Here is a recursive algorithm in pseudocode that calculates the sum of the series `1 - 1/2 + 1/3 - 1/4 + ..... + 1/n`:
function sumSeries(n: integer, i: integer = 1): float
if i > n then
return 0
else if i is odd then
return 1/i + sumSeries(n, i+1)
else
return -1/i + sumSeries(n, i+1)
end if
end function
This algorithm takes as input the value of `n`, which represents the number of terms in the series. The function also takes an optional parameter `i` which represents the current term being calculated.
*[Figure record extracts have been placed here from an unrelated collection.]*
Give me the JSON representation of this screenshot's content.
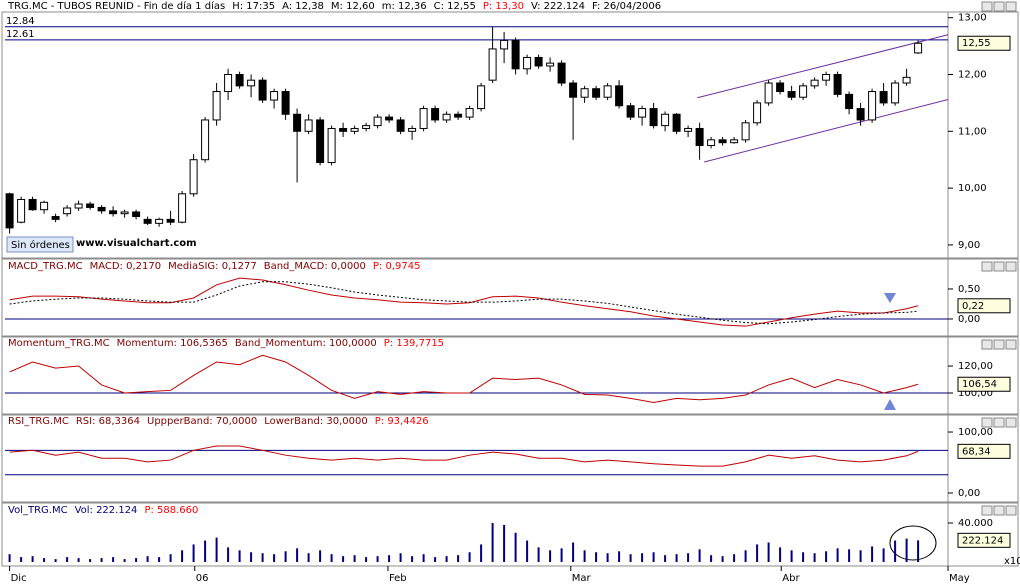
{
  "chart_data": [
    {
      "type": "candlestick",
      "title": "TRG.MC - TUBOS REUNID - Fin de día 1 días",
      "title_color": "#000000",
      "info": [
        "H: 17:35",
        "A: 12,38",
        "M: 12,60",
        "m: 12,36",
        "C: 12,55",
        "P: 13,30",
        "V: 222.124",
        "F: 26/04/2006"
      ],
      "info_colors": [
        "#000000",
        "#000000",
        "#000000",
        "#000000",
        "#000000",
        "#ff0000",
        "#000000",
        "#000000"
      ],
      "open": [
        9.9,
        9.4,
        9.8,
        9.62,
        9.5,
        9.55,
        9.65,
        9.72,
        9.66,
        9.6,
        9.55,
        9.58,
        9.45,
        9.38,
        9.45,
        9.4,
        9.9,
        10.5,
        11.2,
        11.7,
        12.0,
        11.8,
        11.9,
        11.55,
        11.7,
        11.3,
        11.0,
        11.2,
        10.45,
        11.05,
        11.0,
        11.05,
        11.1,
        11.25,
        11.2,
        11.0,
        11.05,
        11.4,
        11.2,
        11.3,
        11.25,
        11.4,
        11.9,
        12.45,
        12.6,
        12.1,
        12.3,
        12.15,
        12.2,
        11.85,
        11.6,
        11.75,
        11.6,
        11.8,
        11.45,
        11.25,
        11.4,
        11.1,
        11.3,
        11.0,
        11.05,
        10.75,
        10.85,
        10.8,
        10.85,
        11.15,
        11.5,
        11.85,
        11.7,
        11.6,
        11.8,
        11.9,
        12.0,
        11.65,
        11.4,
        11.2,
        11.7,
        11.5,
        11.85,
        12.38
      ],
      "high": [
        9.92,
        9.85,
        9.85,
        9.78,
        9.55,
        9.7,
        9.78,
        9.76,
        9.7,
        9.68,
        9.62,
        9.62,
        9.5,
        9.48,
        9.6,
        9.95,
        10.6,
        11.25,
        11.85,
        12.1,
        12.05,
        12.0,
        11.95,
        11.75,
        11.75,
        11.4,
        11.3,
        11.25,
        11.1,
        11.15,
        11.1,
        11.15,
        11.3,
        11.3,
        11.25,
        11.1,
        11.45,
        11.45,
        11.35,
        11.35,
        11.45,
        11.85,
        12.84,
        12.75,
        12.65,
        12.35,
        12.35,
        12.3,
        12.25,
        11.9,
        11.8,
        11.8,
        11.85,
        11.9,
        11.5,
        11.45,
        11.5,
        11.35,
        11.32,
        11.1,
        11.15,
        10.9,
        10.9,
        10.9,
        11.2,
        11.55,
        11.9,
        11.9,
        11.8,
        11.85,
        11.95,
        12.05,
        12.05,
        11.7,
        11.5,
        11.75,
        11.85,
        11.9,
        12.1,
        12.6
      ],
      "low": [
        9.2,
        9.38,
        9.6,
        9.55,
        9.4,
        9.5,
        9.6,
        9.62,
        9.55,
        9.5,
        9.48,
        9.45,
        9.35,
        9.32,
        9.35,
        9.38,
        9.85,
        10.45,
        11.1,
        11.55,
        11.75,
        11.6,
        11.5,
        11.4,
        11.2,
        10.1,
        10.95,
        10.4,
        10.4,
        10.9,
        10.95,
        11.0,
        11.05,
        11.15,
        10.95,
        10.85,
        11.0,
        11.15,
        11.15,
        11.2,
        11.2,
        11.35,
        11.85,
        12.2,
        12.0,
        12.0,
        12.1,
        12.05,
        11.8,
        10.85,
        11.5,
        11.55,
        11.55,
        11.4,
        11.2,
        11.1,
        11.05,
        11.0,
        10.95,
        10.9,
        10.5,
        10.7,
        10.75,
        10.78,
        10.8,
        11.1,
        11.45,
        11.65,
        11.55,
        11.55,
        11.75,
        11.8,
        11.6,
        11.3,
        11.1,
        11.15,
        11.45,
        11.45,
        11.8,
        12.36
      ],
      "close": [
        9.3,
        9.8,
        9.62,
        9.75,
        9.45,
        9.65,
        9.72,
        9.66,
        9.6,
        9.55,
        9.58,
        9.5,
        9.38,
        9.45,
        9.4,
        9.9,
        10.5,
        11.2,
        11.7,
        12.0,
        11.8,
        11.9,
        11.55,
        11.7,
        11.3,
        11.0,
        11.2,
        10.45,
        11.05,
        11.0,
        11.05,
        11.1,
        11.25,
        11.2,
        11.0,
        11.05,
        11.4,
        11.2,
        11.3,
        11.25,
        11.4,
        11.8,
        12.45,
        12.6,
        12.1,
        12.3,
        12.15,
        12.2,
        11.85,
        11.6,
        11.75,
        11.6,
        11.8,
        11.45,
        11.25,
        11.4,
        11.1,
        11.3,
        11.0,
        11.05,
        10.75,
        10.85,
        10.8,
        10.85,
        11.15,
        11.5,
        11.85,
        11.7,
        11.6,
        11.8,
        11.9,
        12.0,
        11.65,
        11.4,
        11.2,
        11.7,
        11.5,
        11.85,
        11.95,
        12.55
      ],
      "color_up": "#ffffff",
      "color_down": "#000000",
      "ylim": [
        8.77,
        13.1
      ],
      "yticks": [
        {
          "value": 13,
          "label": "13,00"
        },
        {
          "value": 12,
          "label": "12,00"
        },
        {
          "value": 11,
          "label": "11,00"
        },
        {
          "value": 10,
          "label": "10,00"
        },
        {
          "value": 9,
          "label": "9,00"
        }
      ],
      "xlim": [
        -0.4,
        81.6
      ],
      "xticks": [
        {
          "value": 0,
          "label": "Dic"
        },
        {
          "value": 16.1,
          "label": "06"
        },
        {
          "value": 32.9,
          "label": "Feb"
        },
        {
          "value": 48.8,
          "label": "Mar"
        },
        {
          "value": 67.1,
          "label": "Abr"
        },
        {
          "value": 81.6,
          "label": "May"
        }
      ],
      "levels": [
        {
          "value": 12.84,
          "label": "12.84"
        },
        {
          "value": 12.61,
          "label": "12.61"
        }
      ],
      "level_color": "#000080",
      "trendlines": [
        {
          "x": [
            59.8,
            81.6
          ],
          "y": [
            11.59,
            12.7
          ]
        },
        {
          "x": [
            60.4,
            81.6
          ],
          "y": [
            10.46,
            11.56
          ]
        }
      ],
      "trendline_color": "#7030a0",
      "last_label": "12,55",
      "watermark": "www.visualchart.com",
      "button": "Sin órdenes"
    },
    {
      "type": "line",
      "title": "MACD_TRG.MC",
      "title_color": "#800000",
      "info": [
        "MACD: 0,2170",
        "MediaSIG: 0,1277",
        "Band_MACD: 0,0000",
        "P: 0,9745"
      ],
      "info_colors": [
        "#800000",
        "#800000",
        "#800000",
        "#ff0000"
      ],
      "x": [
        0,
        2,
        4,
        6,
        8,
        10,
        12,
        14,
        16,
        18,
        20,
        22,
        24,
        26,
        28,
        30,
        32,
        34,
        36,
        38,
        40,
        42,
        44,
        46,
        48,
        50,
        52,
        54,
        56,
        58,
        60,
        62,
        64,
        66,
        68,
        70,
        72,
        74,
        76,
        78,
        79
      ],
      "series": [
        {
          "color": "#c00000",
          "dash": false,
          "values": [
            0.32,
            0.38,
            0.38,
            0.37,
            0.33,
            0.3,
            0.27,
            0.27,
            0.35,
            0.57,
            0.68,
            0.65,
            0.57,
            0.48,
            0.4,
            0.35,
            0.32,
            0.28,
            0.27,
            0.25,
            0.27,
            0.37,
            0.38,
            0.35,
            0.28,
            0.22,
            0.17,
            0.12,
            0.05,
            0.0,
            -0.05,
            -0.1,
            -0.12,
            -0.05,
            0.02,
            0.08,
            0.13,
            0.1,
            0.1,
            0.17,
            0.22
          ]
        },
        {
          "color": "#000000",
          "dash": true,
          "values": [
            0.25,
            0.3,
            0.33,
            0.35,
            0.35,
            0.33,
            0.3,
            0.28,
            0.28,
            0.4,
            0.55,
            0.62,
            0.62,
            0.58,
            0.52,
            0.45,
            0.4,
            0.36,
            0.32,
            0.3,
            0.28,
            0.28,
            0.3,
            0.33,
            0.33,
            0.3,
            0.26,
            0.2,
            0.14,
            0.08,
            0.03,
            -0.02,
            -0.06,
            -0.08,
            -0.05,
            -0.01,
            0.04,
            0.08,
            0.1,
            0.11,
            0.13
          ]
        }
      ],
      "bands": [
        0
      ],
      "band_color": "#000080",
      "ylim": [
        -0.217,
        0.733
      ],
      "yticks": [
        {
          "value": 0.5,
          "label": "0,50"
        },
        {
          "value": 0,
          "label": "0,00"
        }
      ],
      "last_label": "0,22"
    },
    {
      "type": "line",
      "title": "Momentum_TRG.MC",
      "title_color": "#800000",
      "info": [
        "Momentum: 106,5365",
        "Band_Momentum: 100,0000",
        "P: 139,7715"
      ],
      "info_colors": [
        "#800000",
        "#800000",
        "#ff0000"
      ],
      "x": [
        0,
        2,
        4,
        6,
        8,
        10,
        12,
        14,
        16,
        18,
        20,
        22,
        24,
        26,
        28,
        30,
        32,
        34,
        36,
        38,
        40,
        42,
        44,
        46,
        48,
        50,
        52,
        54,
        56,
        58,
        60,
        62,
        64,
        66,
        68,
        70,
        72,
        74,
        76,
        78,
        79
      ],
      "series": [
        {
          "color": "#c00000",
          "dash": false,
          "values": [
            115.6,
            123,
            118.5,
            120,
            106,
            100,
            101,
            102,
            113,
            123,
            121,
            128,
            123,
            113,
            102,
            96,
            101,
            99,
            101,
            100,
            100,
            111,
            110,
            111,
            106,
            99,
            98.5,
            96,
            93,
            96,
            95,
            96,
            98.5,
            106,
            111,
            104,
            110,
            106,
            100,
            104,
            106.5
          ]
        }
      ],
      "bands": [
        100
      ],
      "band_color": "#000080",
      "ylim": [
        87.4,
        131.9
      ],
      "yticks": [
        {
          "value": 120,
          "label": "120,00"
        },
        {
          "value": 100,
          "label": "100,00"
        }
      ],
      "last_label": "106,54"
    },
    {
      "type": "line",
      "title": "RSI_TRG.MC",
      "title_color": "#800000",
      "info": [
        "RSI: 68,3364",
        "UppperBand: 70,0000",
        "LowerBand: 30,0000",
        "P: 93,4426"
      ],
      "info_colors": [
        "#800000",
        "#800000",
        "#800000",
        "#ff0000"
      ],
      "x": [
        0,
        2,
        4,
        6,
        8,
        10,
        12,
        14,
        16,
        18,
        20,
        22,
        24,
        26,
        28,
        30,
        32,
        34,
        36,
        38,
        40,
        42,
        44,
        46,
        48,
        50,
        52,
        54,
        56,
        58,
        60,
        62,
        64,
        66,
        68,
        70,
        72,
        74,
        76,
        78,
        79
      ],
      "series": [
        {
          "color": "#c00000",
          "dash": false,
          "values": [
            67,
            70,
            62,
            67,
            57,
            57,
            51,
            54,
            70,
            77,
            77,
            70,
            62,
            57,
            54,
            57,
            54,
            57,
            54,
            54,
            62,
            67,
            64,
            57,
            57,
            51,
            54,
            51,
            48,
            46,
            44,
            44,
            51,
            62,
            57,
            61,
            54,
            51,
            54,
            61,
            68.3
          ]
        }
      ],
      "bands": [
        70,
        30
      ],
      "band_color": "#000080",
      "ylim": [
        -11.5,
        106.6
      ],
      "yticks": [
        {
          "value": 100,
          "label": "100,00"
        },
        {
          "value": 0,
          "label": "0,00"
        }
      ],
      "last_label": "68,34"
    },
    {
      "type": "bar",
      "title": "Vol_TRG.MC",
      "title_color": "#000080",
      "info": [
        "Vol: 222.124",
        "P: 588.660"
      ],
      "info_colors": [
        "#000080",
        "#ff0000"
      ],
      "values": [
        8000,
        5000,
        6000,
        4000,
        3000,
        5000,
        4000,
        3000,
        4000,
        5000,
        3000,
        4000,
        6000,
        5000,
        8000,
        12000,
        18000,
        22000,
        25000,
        15000,
        12000,
        10000,
        9000,
        8000,
        11000,
        14000,
        9000,
        12000,
        8000,
        6000,
        7000,
        5000,
        6000,
        7000,
        9000,
        6000,
        8000,
        5000,
        6000,
        7000,
        10000,
        18000,
        40000,
        38000,
        30000,
        22000,
        15000,
        12000,
        14000,
        20000,
        12000,
        10000,
        9000,
        11000,
        8000,
        9000,
        10000,
        7000,
        8000,
        9000,
        13000,
        7000,
        6000,
        8000,
        12000,
        18000,
        20000,
        15000,
        12000,
        10000,
        9000,
        11000,
        14000,
        13000,
        12000,
        16000,
        14000,
        22000,
        24000,
        22212
      ],
      "color": "#000080",
      "ylim": [
        0,
        46154
      ],
      "yticks": [
        {
          "value": 40000,
          "label": "40.000"
        }
      ],
      "last_label": "222.124",
      "multiplier_label": "x10"
    }
  ]
}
The function calculates the value of the current term and adds it to the sum of the remaining terms by calling itself recursively with an incremented value of `i`. The base case is when `i` is greater than `n`, in which case the function returns 0.
Jawaban:
Here is a recursive algorithm in pseudocode that calculates the sum of the series `1 - 1/2 + 1/3 - 1/4 + ..... + 1/n`:
function sumSeries(n: integer, i: integer = 1): float
if i > n then
return 0
else if i is odd then
return 1/i + sumSeries(n, i+1)
else
return -1/i + sumSeries(n, i+1)
end if
end function
This algorithm takes as input the value of `n`, which represents the number of terms in the series. The function also takes an optional parameter `i` which represents the current term being calculated. The function calculates the value of the current term and adds it to the sum of the remaining terms by calling itself recursively with an incremented value of `i`. The base case is when `i` is greater than `n`, in which case the function returns 0.